Villanova has produced several governmental officials and political figures, including former First Lady of the United States Jill Biden, former Pennsylvania Governor Ed Rendell, former New Hampshire Senator and current Governor Kelly Ayotte (Villanova Law), and former Connecticut Governor John G. Rowland. Wife to the governor and federal judge for the United States Court of Appeals for the Third Circuit, Marjorie Rendell, is also a graduate.

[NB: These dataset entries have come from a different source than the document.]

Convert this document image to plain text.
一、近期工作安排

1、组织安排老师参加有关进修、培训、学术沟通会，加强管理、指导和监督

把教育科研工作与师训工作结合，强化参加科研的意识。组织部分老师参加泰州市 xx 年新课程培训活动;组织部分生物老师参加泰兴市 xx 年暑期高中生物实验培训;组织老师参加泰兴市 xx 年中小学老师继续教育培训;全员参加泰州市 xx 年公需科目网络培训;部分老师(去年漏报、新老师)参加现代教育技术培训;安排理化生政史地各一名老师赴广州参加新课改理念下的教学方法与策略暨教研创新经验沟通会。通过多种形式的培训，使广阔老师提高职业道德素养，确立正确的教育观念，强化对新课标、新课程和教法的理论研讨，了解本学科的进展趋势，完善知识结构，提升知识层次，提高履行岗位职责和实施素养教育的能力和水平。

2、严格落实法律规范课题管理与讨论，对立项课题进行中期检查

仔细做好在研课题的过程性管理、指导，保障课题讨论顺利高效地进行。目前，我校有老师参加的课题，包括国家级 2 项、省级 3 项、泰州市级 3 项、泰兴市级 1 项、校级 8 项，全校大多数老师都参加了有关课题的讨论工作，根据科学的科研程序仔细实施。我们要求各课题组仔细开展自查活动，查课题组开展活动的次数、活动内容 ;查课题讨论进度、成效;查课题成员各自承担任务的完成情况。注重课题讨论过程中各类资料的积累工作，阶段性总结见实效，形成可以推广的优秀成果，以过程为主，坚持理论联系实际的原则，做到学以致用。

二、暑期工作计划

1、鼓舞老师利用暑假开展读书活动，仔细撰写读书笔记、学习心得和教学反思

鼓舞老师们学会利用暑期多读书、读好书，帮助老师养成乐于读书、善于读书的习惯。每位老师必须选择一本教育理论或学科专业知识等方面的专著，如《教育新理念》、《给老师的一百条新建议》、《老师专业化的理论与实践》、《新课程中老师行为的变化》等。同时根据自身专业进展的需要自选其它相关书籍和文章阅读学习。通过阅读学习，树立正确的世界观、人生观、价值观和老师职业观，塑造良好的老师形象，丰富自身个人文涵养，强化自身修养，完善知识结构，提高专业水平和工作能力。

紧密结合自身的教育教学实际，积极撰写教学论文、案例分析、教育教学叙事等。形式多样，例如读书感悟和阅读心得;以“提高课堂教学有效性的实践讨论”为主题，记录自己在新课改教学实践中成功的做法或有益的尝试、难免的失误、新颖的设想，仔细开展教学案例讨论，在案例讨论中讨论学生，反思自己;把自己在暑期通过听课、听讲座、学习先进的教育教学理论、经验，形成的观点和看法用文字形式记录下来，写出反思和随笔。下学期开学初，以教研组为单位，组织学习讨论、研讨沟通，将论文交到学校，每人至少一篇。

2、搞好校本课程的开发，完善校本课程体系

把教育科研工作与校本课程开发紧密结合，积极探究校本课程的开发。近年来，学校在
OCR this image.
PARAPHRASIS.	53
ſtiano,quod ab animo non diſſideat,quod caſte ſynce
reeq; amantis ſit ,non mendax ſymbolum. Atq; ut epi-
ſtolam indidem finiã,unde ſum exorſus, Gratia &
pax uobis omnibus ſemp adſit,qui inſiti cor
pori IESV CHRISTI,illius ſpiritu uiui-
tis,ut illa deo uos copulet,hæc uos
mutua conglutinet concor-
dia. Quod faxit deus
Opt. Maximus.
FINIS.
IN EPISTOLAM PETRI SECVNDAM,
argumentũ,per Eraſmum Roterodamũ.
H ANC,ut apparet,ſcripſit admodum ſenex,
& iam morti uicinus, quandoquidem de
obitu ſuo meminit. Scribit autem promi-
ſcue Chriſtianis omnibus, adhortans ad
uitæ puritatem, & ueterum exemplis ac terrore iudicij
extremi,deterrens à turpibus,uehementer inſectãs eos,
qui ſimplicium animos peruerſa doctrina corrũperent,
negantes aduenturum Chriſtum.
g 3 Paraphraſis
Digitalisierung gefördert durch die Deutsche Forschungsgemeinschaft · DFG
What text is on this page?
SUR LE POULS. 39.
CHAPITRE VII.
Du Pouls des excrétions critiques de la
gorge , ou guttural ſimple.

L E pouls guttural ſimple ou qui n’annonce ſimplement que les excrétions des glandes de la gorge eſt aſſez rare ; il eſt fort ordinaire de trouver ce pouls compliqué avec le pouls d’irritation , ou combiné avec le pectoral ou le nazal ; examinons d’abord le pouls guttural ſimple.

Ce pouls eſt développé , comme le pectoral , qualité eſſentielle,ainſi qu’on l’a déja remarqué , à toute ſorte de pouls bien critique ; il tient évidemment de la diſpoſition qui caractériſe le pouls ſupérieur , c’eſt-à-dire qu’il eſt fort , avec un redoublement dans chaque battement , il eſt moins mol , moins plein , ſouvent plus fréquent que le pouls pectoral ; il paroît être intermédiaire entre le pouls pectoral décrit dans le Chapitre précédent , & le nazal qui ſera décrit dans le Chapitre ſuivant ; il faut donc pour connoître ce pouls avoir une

Numerous Marine generals and navy admirals graduated from Villanova's Naval ROTC program, including William J. Fallon, Admiral in the United States Navy and Commander of United States Central Command; and George B. Crist, Marine General and the first Marine to be designated Commander in Chief, Central Command; Another graduate, Paul X. Kelley, served as Commandant of the United States Marine Corps. Joe Clancy, former Director of the United States Secret Service, is also an alumnus.